PS: I don't think there is any evidence either way, that's the real point. Magny-Cours is a circuit with some strange characteristics, and what works there doesn't necessarily work elsewhere. That's not to say it is not the case either, but there's no evidence for it. And people sometimes have short memories – after all, Michelin dominated in Canada where track temperatures were at 48°C.
In terms of Renault's partnership with Michelin, is development still moving ahead quickly?
PS: Absolutely. As we began 2006, it was clear that Michelin had only one thing in mind: retaining their world championship. They are putting in that little bit extra in every area, and if anything, the fact they are leaving F1 at the end of the year has only made them more determined to leave as champions.
Renault will introduce a significant performance update in Germany. Will that pay off not just at this race, but all the way through the summer with the testing ban in force?
PS: I think we have to take things race by race, testing ban or no testing ban.
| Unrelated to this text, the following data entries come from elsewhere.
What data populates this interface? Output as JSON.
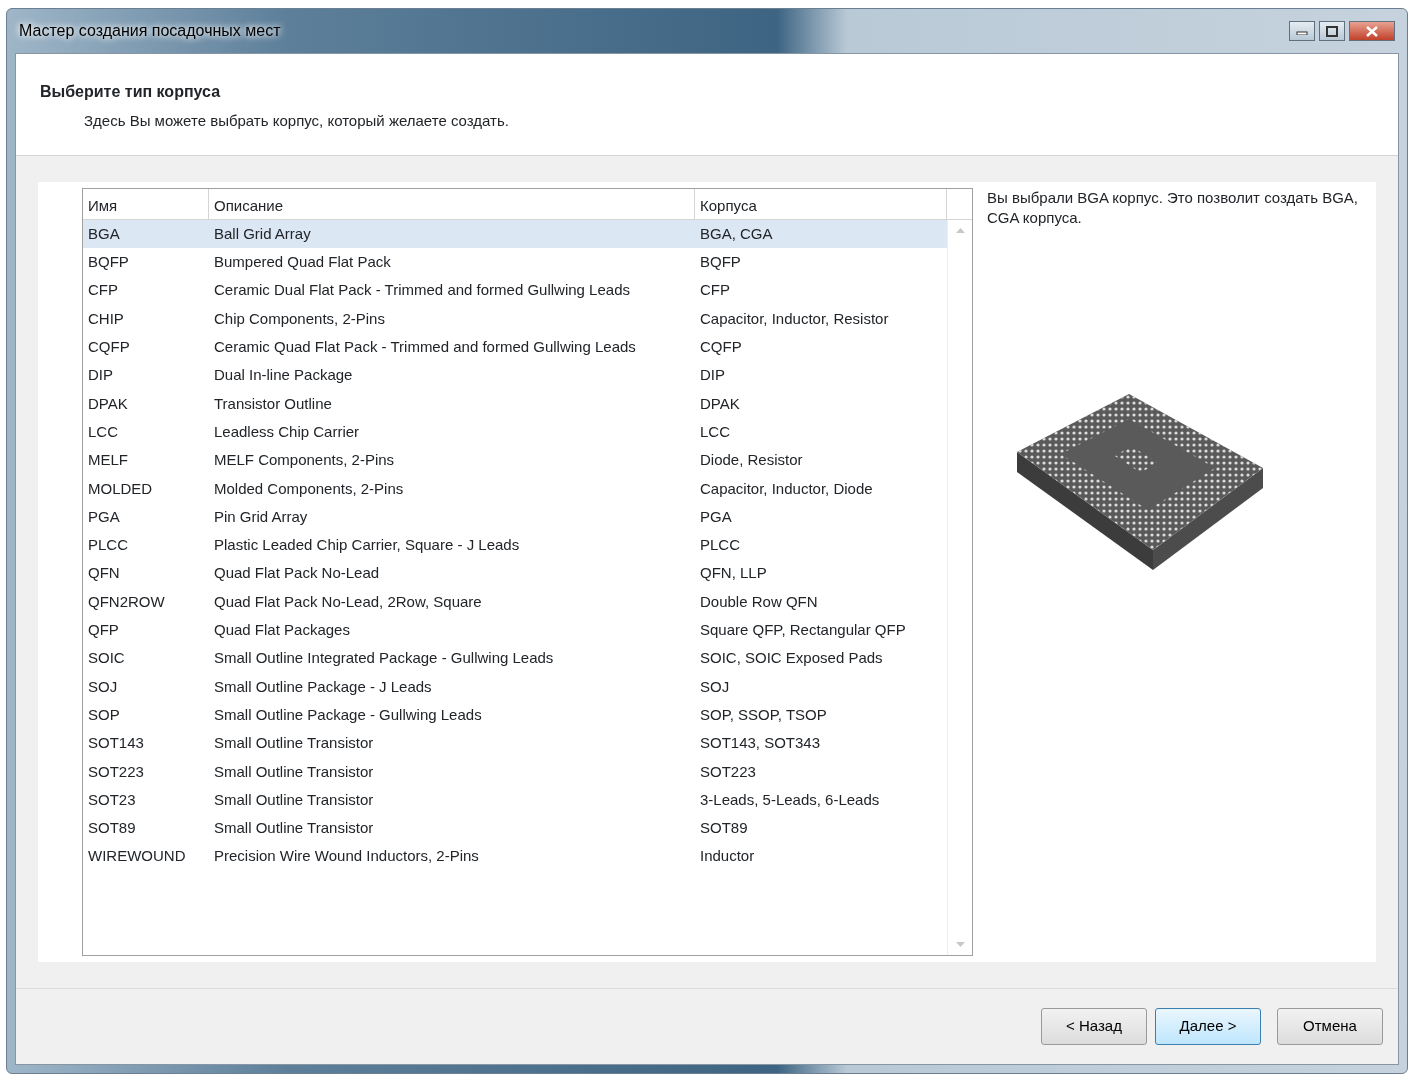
{
  "window": {
    "title": "Мастер создания посадочных мест"
  },
  "header": {
    "title": "Выберите тип корпуса",
    "subtitle": "Здесь Вы можете выбрать корпус, который желаете создать."
  },
  "table": {
    "columns": [
      "Имя",
      "Описание",
      "Корпуса"
    ],
    "rows": [
      {
        "name": "BGA",
        "description": "Ball Grid Array",
        "packages": "BGA, CGA",
        "selected": true
      },
      {
        "name": "BQFP",
        "description": "Bumpered Quad Flat Pack",
        "packages": "BQFP",
        "selected": false
      },
      {
        "name": "CFP",
        "description": "Ceramic Dual Flat Pack - Trimmed and formed Gullwing Leads",
        "packages": "CFP",
        "selected": false
      },
      {
        "name": "CHIP",
        "description": "Chip Components, 2-Pins",
        "packages": "Capacitor, Inductor, Resistor",
        "selected": false
      },
      {
        "name": "CQFP",
        "description": "Ceramic Quad Flat Pack - Trimmed and formed Gullwing Leads",
        "packages": "CQFP",
        "selected": false
      },
      {
        "name": "DIP",
        "description": "Dual In-line Package",
        "packages": "DIP",
        "selected": false
      },
      {
        "name": "DPAK",
        "description": "Transistor Outline",
        "packages": "DPAK",
        "selected": false
      },
      {
        "name": "LCC",
        "description": "Leadless Chip Carrier",
        "packages": "LCC",
        "selected": false
      },
      {
        "name": "MELF",
        "description": "MELF Components, 2-Pins",
        "packages": "Diode, Resistor",
        "selected": false
      },
      {
        "name": "MOLDED",
        "description": "Molded Components, 2-Pins",
        "packages": "Capacitor, Inductor, Diode",
        "selected": false
      },
      {
        "name": "PGA",
        "description": "Pin Grid Array",
        "packages": "PGA",
        "selected": false
      },
      {
        "name": "PLCC",
        "description": "Plastic Leaded Chip Carrier, Square - J Leads",
        "packages": "PLCC",
        "selected": false
      },
      {
        "name": "QFN",
        "description": "Quad Flat Pack No-Lead",
        "packages": "QFN, LLP",
        "selected": false
      },
      {
        "name": "QFN2ROW",
        "description": "Quad Flat Pack No-Lead, 2Row, Square",
        "packages": "Double Row QFN",
        "selected": false
      },
      {
        "name": "QFP",
        "description": "Quad Flat Packages",
        "packages": "Square QFP, Rectangular QFP",
        "selected": false
      },
      {
        "name": "SOIC",
        "description": "Small Outline Integrated Package - Gullwing Leads",
        "packages": "SOIC, SOIC Exposed Pads",
        "selected": false
      },
      {
        "name": "SOJ",
        "description": "Small Outline Package - J Leads",
        "packages": "SOJ",
        "selected": false
      },
      {
        "name": "SOP",
        "description": "Small Outline Package - Gullwing Leads",
        "packages": "SOP, SSOP, TSOP",
        "selected": false
      },
      {
        "name": "SOT143",
        "description": "Small Outline Transistor",
        "packages": "SOT143, SOT343",
        "selected": false
      },
      {
        "name": "SOT223",
        "description": "Small Outline Transistor",
        "packages": "SOT223",
        "selected": false
      },
      {
        "name": "SOT23",
        "description": "Small Outline Transistor",
        "packages": "3-Leads, 5-Leads, 6-Leads",
        "selected": false
      },
      {
        "name": "SOT89",
        "description": "Small Outline Transistor",
        "packages": "SOT89",
        "selected": false
      },
      {
        "name": "WIREWOUND",
        "description": "Precision Wire Wound Inductors, 2-Pins",
        "packages": "Inductor",
        "selected": false
      }
    ]
  },
  "preview": {
    "text": "Вы выбрали BGA корпус. Это позволит создать BGA, CGA корпуса."
  },
  "buttons": [
    {
      "label": "< Назад",
      "kind": "normal"
    },
    {
      "label": "Далее >",
      "kind": "default"
    },
    {
      "label": "Отмена",
      "kind": "normal"
    }
  ]
}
There is nothing to support the argument that because we are quick at the start of August, we will be at the end. The three circuits and the tyres we use there will be very different. And we can still put aero updates on the cars without track testing, make some engine improvements, and run the cars on static testing rigs. History doesn't suggest that relative performance remains stable in August, so while our update in Hockenheim is an important one, we won't be resting on our laurels in Hungary and Turkey.
What can you tell us about the work being done by the team's three drivers?
PS: Fernando has done a fantastic job so far this year. He may be leaving the team at the end of the season, but his relationship is unchanged. He has done extra testing for us, he is working hard, and I think he attaches real importance to the idea of winning a second title in a row. Giancarlo has a pivotal role to play in the outcome of the constructors' championship. That title is going to go down to the wire, and Fisi needs to be there at every race stealing points off Ferrari. His contribution will be fundamental in the next months. And of course, Heikki has played an important role in our success. He has done a super job in testing. As engineers, we know that he is taking the car to the limit, giving good feedback – and giving directions the race drivers agree with. We haven't got a bad word to say about him.
How important would it be to this Renault team, to win a second consecutive championship?
PS: I have always said that winning a second title is a mark of real class in any racing organisation. Any championship win is relative, and some titles are easier than others. But to win two in a row almost inevitably means you have dealt with different levels of competitiveness, and adapted to them. That shows the integrity of any team. For me, that would be the real significance of a title win this year.